The Dow Chemical Company first claimed that it wasn’t responsible for the dioxin contamination of the Saginaw Bay watershed. But when tests conducted by the MDEQ clearly showed through chemical fingerprints that the world’s largest chemical company was responsible, the company has tried its best to weasel out of cleaning up the mess it created.
We teach our children to clean up their messes, but we still have difficulty teaching the largest of our corporations and their political apologists to play by our environmental rules. But they dare not claim the environment doesn’t matter, because most Americans agree it does. So instead they claim the MDEQ is running amuck, when it applies environmental laws the way they are supposed to be.
The MDEQ has found dioxin levels that are not just a tad high of the 90 ppt, the safe level for humans, but a hundred times higher and more. The state pollution watchdog has moved to protect the public interest by issuing warnings on eating fish and game from the area and has declared that properties along the Tittabawassee and Saginaw Rivers are to be considered contaminated facilities until further study clarifies the situation.
But Republican legislators all with direct or indirect ties to Dow chemical are slandering the MDEQ and are introducing new legislation to minimize and delay the necessary remediation of what could become Michigan’s most expensive environmental clean-up. If the state would only change it’s regulations to call 1,000 ppt the safe level for dioxin, then there would be no problem or at least not as much of a problem in so many places. That’s exactly what Sen. Tony Stamas and his Republican buddies in the state House, Rep. John Moolenaar and Mike Gotshka had proposed and Gov. Granholm vetoed. Now these champions of Dow pollution are coming at it again with some new legislation pretending to “protect property rights” of people who are living along the river.

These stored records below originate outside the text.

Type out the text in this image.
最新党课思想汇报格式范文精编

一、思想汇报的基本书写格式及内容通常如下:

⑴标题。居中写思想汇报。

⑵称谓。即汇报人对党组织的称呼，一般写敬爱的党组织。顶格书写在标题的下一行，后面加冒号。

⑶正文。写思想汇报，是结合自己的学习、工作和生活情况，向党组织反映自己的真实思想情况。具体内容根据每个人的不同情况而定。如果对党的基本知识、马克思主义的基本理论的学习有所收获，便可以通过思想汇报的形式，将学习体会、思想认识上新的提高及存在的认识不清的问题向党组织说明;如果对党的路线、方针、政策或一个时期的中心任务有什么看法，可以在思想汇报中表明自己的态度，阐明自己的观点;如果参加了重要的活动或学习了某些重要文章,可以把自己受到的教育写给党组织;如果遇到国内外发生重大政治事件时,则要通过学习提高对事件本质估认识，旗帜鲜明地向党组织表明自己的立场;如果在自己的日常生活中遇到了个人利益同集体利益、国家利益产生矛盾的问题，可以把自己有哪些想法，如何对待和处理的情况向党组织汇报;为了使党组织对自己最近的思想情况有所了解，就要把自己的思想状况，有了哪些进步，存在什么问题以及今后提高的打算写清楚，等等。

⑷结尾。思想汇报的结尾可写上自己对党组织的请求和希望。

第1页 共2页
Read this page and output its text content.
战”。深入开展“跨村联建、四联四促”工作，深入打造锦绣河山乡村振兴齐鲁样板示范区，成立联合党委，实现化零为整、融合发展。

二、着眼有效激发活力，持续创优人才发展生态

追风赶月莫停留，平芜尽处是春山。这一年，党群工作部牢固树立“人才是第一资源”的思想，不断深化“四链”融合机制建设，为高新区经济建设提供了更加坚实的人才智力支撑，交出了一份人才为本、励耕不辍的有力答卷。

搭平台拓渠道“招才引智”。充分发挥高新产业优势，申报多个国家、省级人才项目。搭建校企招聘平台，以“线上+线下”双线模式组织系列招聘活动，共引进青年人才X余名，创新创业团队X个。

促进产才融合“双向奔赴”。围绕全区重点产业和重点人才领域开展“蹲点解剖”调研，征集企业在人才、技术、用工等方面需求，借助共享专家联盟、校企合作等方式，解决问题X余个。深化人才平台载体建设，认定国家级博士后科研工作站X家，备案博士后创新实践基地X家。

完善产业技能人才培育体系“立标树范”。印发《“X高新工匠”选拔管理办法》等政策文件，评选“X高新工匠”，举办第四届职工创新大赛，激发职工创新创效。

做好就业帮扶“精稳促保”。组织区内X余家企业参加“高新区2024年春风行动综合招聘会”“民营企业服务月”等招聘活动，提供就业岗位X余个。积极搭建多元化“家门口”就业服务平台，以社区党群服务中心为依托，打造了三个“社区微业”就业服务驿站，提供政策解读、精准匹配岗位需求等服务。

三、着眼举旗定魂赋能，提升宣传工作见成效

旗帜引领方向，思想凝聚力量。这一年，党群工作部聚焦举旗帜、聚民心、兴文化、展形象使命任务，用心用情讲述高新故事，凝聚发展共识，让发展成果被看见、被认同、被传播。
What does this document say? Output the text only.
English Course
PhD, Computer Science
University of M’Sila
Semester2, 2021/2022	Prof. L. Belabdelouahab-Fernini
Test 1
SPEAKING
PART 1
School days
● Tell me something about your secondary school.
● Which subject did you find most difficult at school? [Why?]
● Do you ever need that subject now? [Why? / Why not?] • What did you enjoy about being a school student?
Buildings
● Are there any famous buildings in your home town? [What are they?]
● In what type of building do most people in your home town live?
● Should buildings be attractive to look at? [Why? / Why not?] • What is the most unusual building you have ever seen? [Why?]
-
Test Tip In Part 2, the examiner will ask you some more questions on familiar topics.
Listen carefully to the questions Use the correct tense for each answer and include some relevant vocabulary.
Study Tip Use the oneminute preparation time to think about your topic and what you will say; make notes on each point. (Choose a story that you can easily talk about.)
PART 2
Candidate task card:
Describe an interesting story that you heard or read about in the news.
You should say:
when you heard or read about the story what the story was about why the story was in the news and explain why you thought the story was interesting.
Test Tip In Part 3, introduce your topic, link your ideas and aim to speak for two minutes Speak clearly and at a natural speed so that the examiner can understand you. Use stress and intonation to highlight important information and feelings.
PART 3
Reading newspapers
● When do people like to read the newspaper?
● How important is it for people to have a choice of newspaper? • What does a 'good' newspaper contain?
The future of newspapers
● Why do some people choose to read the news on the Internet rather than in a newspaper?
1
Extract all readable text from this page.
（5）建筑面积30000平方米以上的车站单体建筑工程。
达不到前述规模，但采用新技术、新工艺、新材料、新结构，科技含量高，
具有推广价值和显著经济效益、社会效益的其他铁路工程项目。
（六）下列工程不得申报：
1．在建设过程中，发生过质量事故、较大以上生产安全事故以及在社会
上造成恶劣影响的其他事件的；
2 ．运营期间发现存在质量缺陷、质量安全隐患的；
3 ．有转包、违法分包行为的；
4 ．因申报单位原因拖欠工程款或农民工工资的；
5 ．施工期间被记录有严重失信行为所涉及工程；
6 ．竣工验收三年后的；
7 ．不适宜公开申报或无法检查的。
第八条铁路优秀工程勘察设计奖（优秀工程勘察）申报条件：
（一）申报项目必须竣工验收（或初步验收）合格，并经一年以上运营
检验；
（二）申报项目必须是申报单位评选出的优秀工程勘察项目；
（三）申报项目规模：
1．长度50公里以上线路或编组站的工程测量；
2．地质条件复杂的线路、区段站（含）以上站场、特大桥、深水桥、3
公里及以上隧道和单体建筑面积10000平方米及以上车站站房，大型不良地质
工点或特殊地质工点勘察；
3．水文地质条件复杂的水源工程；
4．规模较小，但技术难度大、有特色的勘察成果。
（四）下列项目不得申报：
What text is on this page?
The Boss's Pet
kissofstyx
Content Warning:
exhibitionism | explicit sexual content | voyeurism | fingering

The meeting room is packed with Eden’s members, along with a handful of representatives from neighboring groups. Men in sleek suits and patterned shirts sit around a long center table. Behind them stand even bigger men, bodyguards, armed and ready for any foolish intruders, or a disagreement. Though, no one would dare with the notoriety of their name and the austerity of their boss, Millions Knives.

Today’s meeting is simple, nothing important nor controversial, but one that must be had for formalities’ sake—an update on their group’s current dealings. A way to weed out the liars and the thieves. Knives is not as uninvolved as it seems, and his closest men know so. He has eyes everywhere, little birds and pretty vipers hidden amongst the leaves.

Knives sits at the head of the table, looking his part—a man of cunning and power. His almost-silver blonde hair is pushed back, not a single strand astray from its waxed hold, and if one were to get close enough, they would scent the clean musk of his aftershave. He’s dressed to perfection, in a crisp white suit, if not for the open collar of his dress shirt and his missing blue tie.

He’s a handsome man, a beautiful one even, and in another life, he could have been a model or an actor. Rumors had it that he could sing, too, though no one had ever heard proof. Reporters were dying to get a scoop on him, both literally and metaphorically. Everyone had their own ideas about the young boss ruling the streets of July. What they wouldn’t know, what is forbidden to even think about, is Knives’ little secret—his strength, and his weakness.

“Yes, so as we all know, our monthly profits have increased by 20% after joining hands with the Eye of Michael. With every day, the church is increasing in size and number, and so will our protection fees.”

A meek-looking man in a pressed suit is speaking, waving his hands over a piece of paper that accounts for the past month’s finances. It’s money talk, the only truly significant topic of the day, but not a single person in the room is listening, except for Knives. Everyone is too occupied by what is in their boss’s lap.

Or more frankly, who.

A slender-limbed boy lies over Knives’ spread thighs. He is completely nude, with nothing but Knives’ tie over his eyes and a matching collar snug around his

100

Incredibly, there are many property owners who don’t want to know how bad the pollution is in their backyards fearing their life savings will be going down the tubes if their properties are labeled as contaminated facilities and Dow leaves them holding the bag. But most of the contaminated property owners just want Dow to clean up the mess.
But Stamas, Moolenaaar and Gotshka have reintroduced only slightly changed legislation, again claiming that property owners rights are at stake, instead of Dow having to forfeit a chunk of corporate profits to clean up the river. Our local Congressman, Republican Dave Camp, who has received more than a quarter million in campaign contributions from Dow has even tried to pressure Congress and Gov. Granholm to cut Dow some slack. Thus far Dow has been able to drag its feet and pretend it’s trying to reach a remediation agreement with the state. Meanwhile, the dynamic trio of Republicans with deep Dow connections is working to keep Dow from having to do anything.
Property owners along the river are fed up and are suing, but also getting petitions signed to keep the laws that would get Dow a pass on pollution from ever being passed. As long as Republicans control the state legislature, what do you think will happen along the Tittabawassee?